On page 7, Coates uses the quotes “But race is the child of racism, not the father.”. By this quote, he is responding that race is not something that is new. It is something that has been going on throughout America since the beginning. He states “Americans believe in the reality of the ‘race’ as a defined, indubitable feature of the natural world”(P.7). Race is something that is passed on through generations.  He believes that judgment against race is “natural” to anyone. As he talks throughout the article to his son, he describes that no matter where you go you will either face racism or see it happening. To go with this Coates adds, “But democracy is a forgiving God and America’s heresies-torture, theft, enslavement-are so common among individuals and nations that none can declare themselves immune”(P.6). This quote explains how people who see or are judged for their race are immune to them. Coates whats his reader to understand the racism is something that is not new and people have been facing with it since they came into this country. He also wants people to understand that racism is something that people are immune to. However, in my opinion, I believe that is something that people should be immune to.

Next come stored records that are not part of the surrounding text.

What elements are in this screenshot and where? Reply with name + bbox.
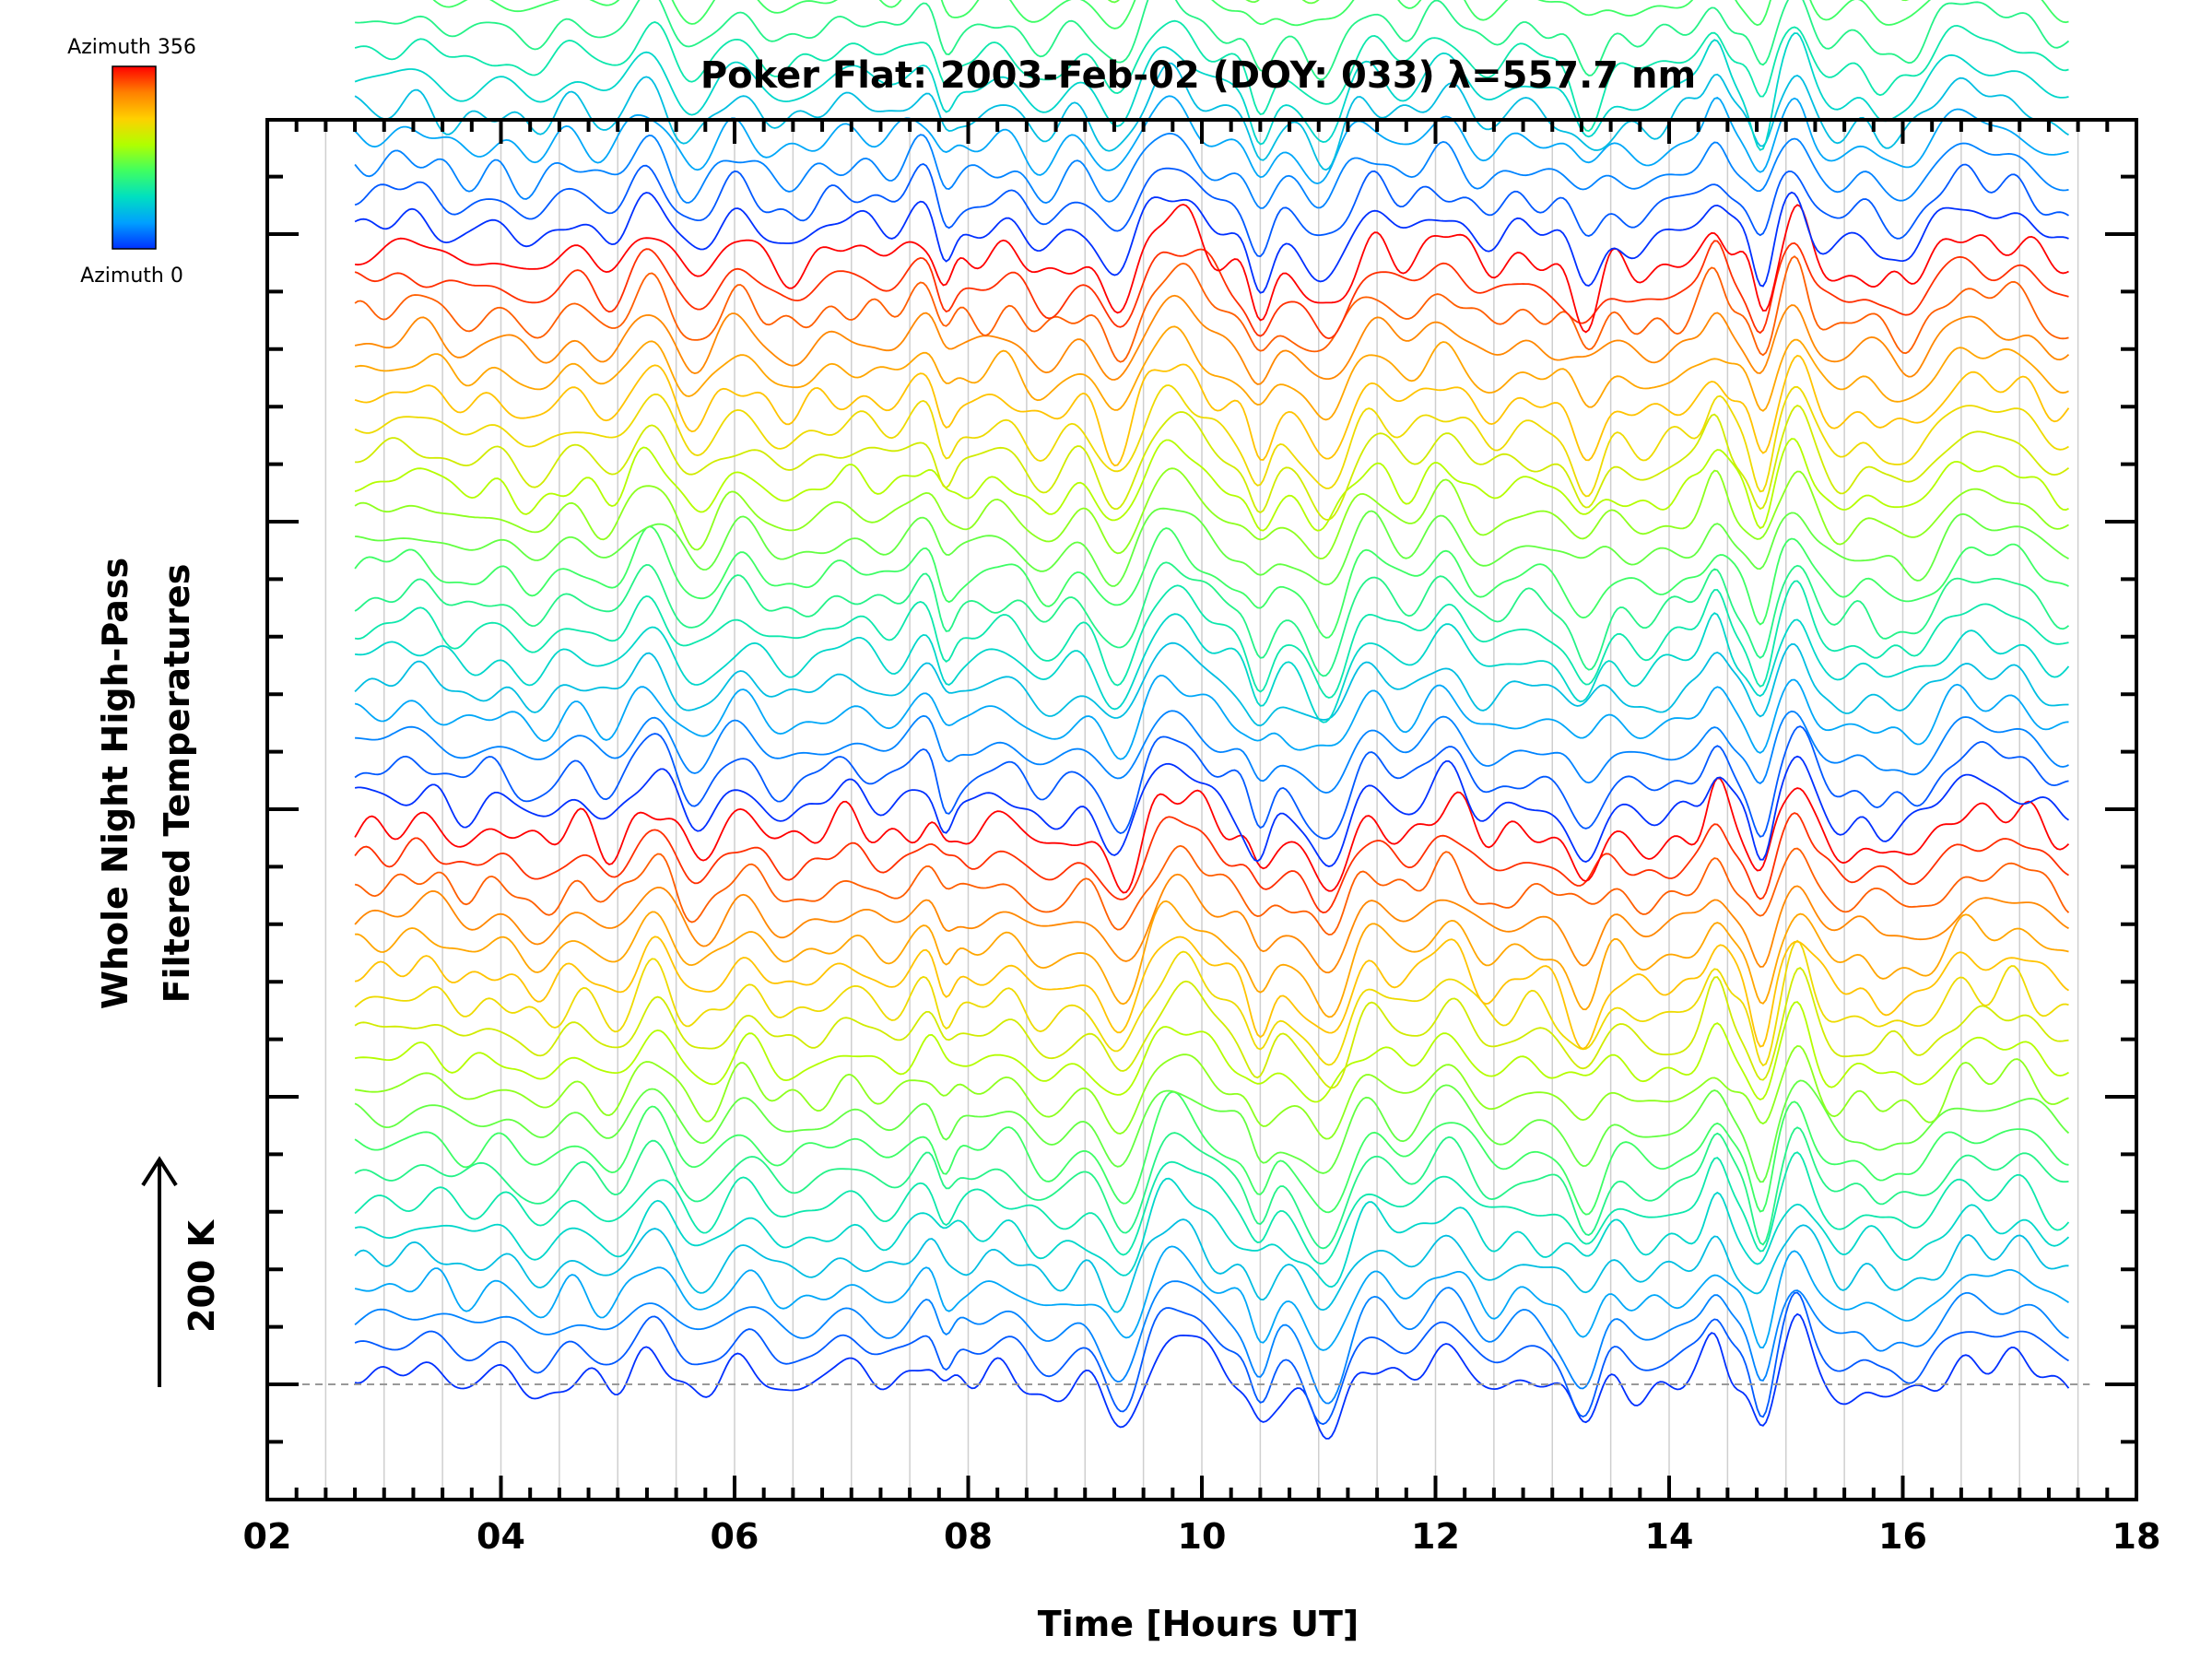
series-line <box>355 710 2069 794</box>
series-line <box>354 1280 2069 1405</box>
series-line <box>354 1312 2070 1440</box>
series-line <box>354 32 2069 151</box>
x-tick-label: 08 <box>944 1516 993 1557</box>
series-line <box>354 844 2070 936</box>
series-line <box>354 438 2069 532</box>
x-tick-labels: 02 04 06 08 10 12 14 16 18 <box>243 1516 2161 1557</box>
series-layer <box>354 0 2070 1440</box>
series-line <box>354 873 2069 974</box>
series-line <box>354 325 2069 421</box>
series-line <box>354 525 2069 639</box>
x-tick-label: 12 <box>1411 1516 1460 1557</box>
x-tick-label: 10 <box>1178 1516 1227 1557</box>
series-line <box>354 467 2069 560</box>
series-line <box>354 674 2069 760</box>
series-line <box>355 900 2069 1018</box>
series-line <box>354 967 2069 1089</box>
series-line <box>354 725 2069 840</box>
series-line <box>354 1218 2069 1313</box>
colorbar-bottom-label: Azimuth 0 <box>80 265 183 288</box>
series-line <box>354 95 2069 185</box>
series-line <box>354 580 2069 700</box>
series-line <box>355 0 2070 81</box>
series-line <box>354 939 2069 1067</box>
x-tick-label: 02 <box>243 1516 292 1557</box>
series-line <box>355 612 2070 724</box>
series-line <box>354 1044 2069 1140</box>
grid-layer <box>324 120 2079 1500</box>
series-line <box>354 163 2069 258</box>
series-line <box>354 1079 2070 1183</box>
x-tick-label: 04 <box>477 1516 525 1557</box>
x-axis-label: Time [Hours UT] <box>1038 1604 1359 1644</box>
series-line <box>355 203 2069 334</box>
scale-indicator: 200 K <box>141 1156 222 1387</box>
series-line <box>354 132 2069 209</box>
series-line <box>354 1001 2069 1103</box>
series-line <box>354 1291 2069 1426</box>
y-axis-label-line2: Filtered Temperatures <box>157 564 197 1004</box>
series-line <box>354 1151 2070 1265</box>
colorbar-gradient <box>112 65 157 250</box>
series-line <box>354 935 2070 1050</box>
series-line <box>354 384 2069 498</box>
series-line <box>354 1245 2069 1351</box>
x-tick-label: 16 <box>1878 1516 1927 1557</box>
x-tick-label: 14 <box>1645 1516 1694 1557</box>
series-line <box>354 561 2070 677</box>
chart-title: Poker Flat: 2003-Feb-02 (DOY: 033) λ=557… <box>700 54 1696 97</box>
series-line <box>354 755 2070 867</box>
series-line <box>355 404 2070 521</box>
colorbar: Azimuth 356 Azimuth 0 <box>67 36 196 288</box>
series-line <box>354 294 2070 385</box>
scale-label: 200 K <box>182 1218 222 1333</box>
series-line <box>354 19 2069 133</box>
scale-arrow-head-icon <box>141 1156 178 1187</box>
series-line <box>354 255 2069 363</box>
series-line <box>354 62 2069 171</box>
series-line <box>355 507 2069 587</box>
series-line <box>354 1126 2069 1250</box>
series-line <box>354 354 2070 467</box>
series-line <box>354 1177 2070 1288</box>
series-line <box>354 777 2070 894</box>
series-line <box>354 240 2069 340</box>
series-line <box>354 812 2069 914</box>
y-axis-label-line1: Whole Night High-Pass <box>95 558 135 1009</box>
colorbar-top-label: Azimuth 356 <box>67 36 196 59</box>
series-line <box>354 1090 2069 1216</box>
series-line <box>354 191 2069 294</box>
x-tick-label: 18 <box>2112 1516 2161 1557</box>
x-tick-label: 06 <box>711 1516 759 1557</box>
series-line <box>354 641 2069 727</box>
tick-layer <box>265 120 2138 1500</box>
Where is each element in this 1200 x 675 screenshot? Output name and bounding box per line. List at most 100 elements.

Feedback of peer review reflection

For this essay, I was paired up with Doyle and Grace. I was able to read their papers and add comments. I made comments on the information they needed to clarify and things they should add. When it comes to reviewing, I need some help. I do not always say things in a nice way.  I have a hard time finding the key concepts for my work so it is hard to help others for me. When I read my peers writing I look to see if they have the key vocabulary and have defined it, the most important concepts and what the article is about. When I can constructing my comments I read what the writer has around it to see if that sentence or statement fits will in the paper. I try to make suggestions on how they should fix it or what they should add. I believed that peer review is very important. When you are reading your own paper you know what you’re talking about but your peers may be confused. It is good to always have someone else’s opinion. I tried to add more but they were too big. Also, I do not understand why they are blurry.

Reading Process Reflection

When I first printed my article, I wrote down all the paragraph number so that when I was writing my paper and I inserted a quote I could refer back to where I found it. Then I went through the article highlighting important information. Next, I underlined the most important information that was in the text. I then asked questions and made comments on the side of the article when I.had one. As I was reading I made name brackets around people names. Overall I thought that I did OK on annotating. I feel like in other articles I can do much better.